CIDH transmitirá por Zoom la audiencia sobre el homicidio de Ernestina Ascencio
diciembre 03, 2020 | Norma Trujillo Báez

La Comisión Interamericana de Derechos Humanos (CIDH) celebrará la audiencia mañana sobre el caso de la indígena de Soledad Atzompa, Ernestina Ascencio, asesinada el 25 de febrero de 2017 presumiblemente por integrantes de la milicia.

En 2012, las organizaciones presentaron el caso ante la CIDH, denunciando al Estado mexicano por las causas que provocaron la muerte de doña Ernestina, por la falta de esclarecimiento de los hechos y por la impunidad de los responsables, así como por no adoptar medidas progresivas para garantizarle el ejercicio de sus derechos económicos, sociales y culturales, en particular el derecho a la salud que le hubiera salvado la vida. Violaciones que se produjeron como resultado de violencias y discriminación múltiple sin que se le brindara protección judicial ante tales hechos.

Asimismo, la petición fue presentada por la violación al derecho a la verdad, protección judicial y garantías judiciales, de las integrantes de las organizaciones que formularon las solicitudes de información pública, así como de la sociedad en su conjunto.

A finales del año 2017, la CIDH admitió el caso, el cual se encuentra ahora en la etapa de análisis sobre el fondo de los hechos denunciados que le llevará a determinar la responsabilidad del Estado mexicano.

Mañana viernes 4 de diciembre de 2020, a las 13 horas (huso horario de la CDMX), se llevará a cabo de manera virtual una audiencia pública convocada por la CIDH. Durante la audiencia, la CIDH escuchará tanto a las organizaciones peticionarias en el caso, como a la representación del Estado.

La audiencia podrá seguirse mediante la plataforma Zoom, para lo cual es indispensable registrarse previamente en https://cidh-org.zoom.us/webinar/register/WN_mvNREjKpRTOMfYnyXnSp-g y a través de f LIVE Facebook.com/CIDH.OEA/live

Hace 13 años, el 25 de febrero de 2007, Ernestina Ascencio fue encontrada por su hija tirada en el monte donde llevó a pastar a sus ovejas, cerca de un campamento del Ejército mexicano, en la comunidad de Tetlatzinga, municipio de Soledad Atzompa, Veracruz.
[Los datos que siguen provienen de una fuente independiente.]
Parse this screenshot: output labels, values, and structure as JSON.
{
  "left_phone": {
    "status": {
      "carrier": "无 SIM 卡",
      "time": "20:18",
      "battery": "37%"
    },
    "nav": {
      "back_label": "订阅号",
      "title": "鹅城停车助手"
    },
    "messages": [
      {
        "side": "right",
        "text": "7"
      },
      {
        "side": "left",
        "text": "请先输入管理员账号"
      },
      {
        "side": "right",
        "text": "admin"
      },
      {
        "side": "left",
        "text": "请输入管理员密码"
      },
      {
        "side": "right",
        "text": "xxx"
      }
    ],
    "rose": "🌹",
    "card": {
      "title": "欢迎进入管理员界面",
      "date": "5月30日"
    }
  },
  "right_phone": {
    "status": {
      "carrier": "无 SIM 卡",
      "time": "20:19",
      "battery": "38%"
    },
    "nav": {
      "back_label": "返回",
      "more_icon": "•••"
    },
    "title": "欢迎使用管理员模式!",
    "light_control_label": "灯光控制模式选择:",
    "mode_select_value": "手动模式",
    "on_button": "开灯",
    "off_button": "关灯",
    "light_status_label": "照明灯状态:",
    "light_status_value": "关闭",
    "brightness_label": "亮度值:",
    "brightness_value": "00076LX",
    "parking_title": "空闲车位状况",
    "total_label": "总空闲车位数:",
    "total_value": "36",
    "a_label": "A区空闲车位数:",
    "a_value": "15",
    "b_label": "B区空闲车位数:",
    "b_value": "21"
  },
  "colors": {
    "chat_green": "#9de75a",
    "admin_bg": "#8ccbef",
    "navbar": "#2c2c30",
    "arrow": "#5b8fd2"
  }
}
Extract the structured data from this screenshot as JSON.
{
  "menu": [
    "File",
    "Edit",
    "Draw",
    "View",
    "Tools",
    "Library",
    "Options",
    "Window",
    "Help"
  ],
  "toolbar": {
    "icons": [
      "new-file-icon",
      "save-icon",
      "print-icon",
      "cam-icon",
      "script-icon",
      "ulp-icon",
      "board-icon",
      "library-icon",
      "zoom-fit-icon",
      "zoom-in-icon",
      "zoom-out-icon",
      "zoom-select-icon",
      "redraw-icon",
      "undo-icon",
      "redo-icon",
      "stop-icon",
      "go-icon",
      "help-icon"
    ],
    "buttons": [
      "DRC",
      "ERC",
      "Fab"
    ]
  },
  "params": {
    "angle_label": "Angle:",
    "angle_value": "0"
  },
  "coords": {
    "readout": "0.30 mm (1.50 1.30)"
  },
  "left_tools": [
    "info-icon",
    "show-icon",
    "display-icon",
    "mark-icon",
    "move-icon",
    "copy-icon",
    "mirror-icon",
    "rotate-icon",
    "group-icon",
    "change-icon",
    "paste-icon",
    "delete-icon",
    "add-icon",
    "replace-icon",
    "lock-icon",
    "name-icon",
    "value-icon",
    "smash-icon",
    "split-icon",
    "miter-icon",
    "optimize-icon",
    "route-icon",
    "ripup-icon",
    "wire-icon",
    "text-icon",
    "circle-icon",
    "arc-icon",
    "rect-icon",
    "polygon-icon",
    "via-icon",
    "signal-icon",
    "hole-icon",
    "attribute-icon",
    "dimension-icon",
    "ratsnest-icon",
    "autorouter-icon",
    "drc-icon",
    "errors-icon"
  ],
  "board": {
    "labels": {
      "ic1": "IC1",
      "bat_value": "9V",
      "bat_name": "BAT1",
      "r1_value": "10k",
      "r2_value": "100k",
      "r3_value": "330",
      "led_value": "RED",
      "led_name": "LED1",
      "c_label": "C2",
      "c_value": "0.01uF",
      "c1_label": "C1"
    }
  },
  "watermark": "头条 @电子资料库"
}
Al preguntarle lo que le había sucedido, doña Ernestina –en su lengua nahua– respondió: "los soldados se me echaron encima, mi hija. Me duele la cadera".

Doña Ernestina no recibió atención médica oportuna. Falleció en la madrugada del día siguiente. Los primeros hallazgos médicos evidenciaron la existencia de violencia sexual, lo que motivó el inicio de una investigación en la Agencia del Ministerio Público Especializada en delitos contra la Libertad, la Seguridad Sexual y contra la familia en la Procuraduría General de Justicia del estado de Veracruz (PGJ).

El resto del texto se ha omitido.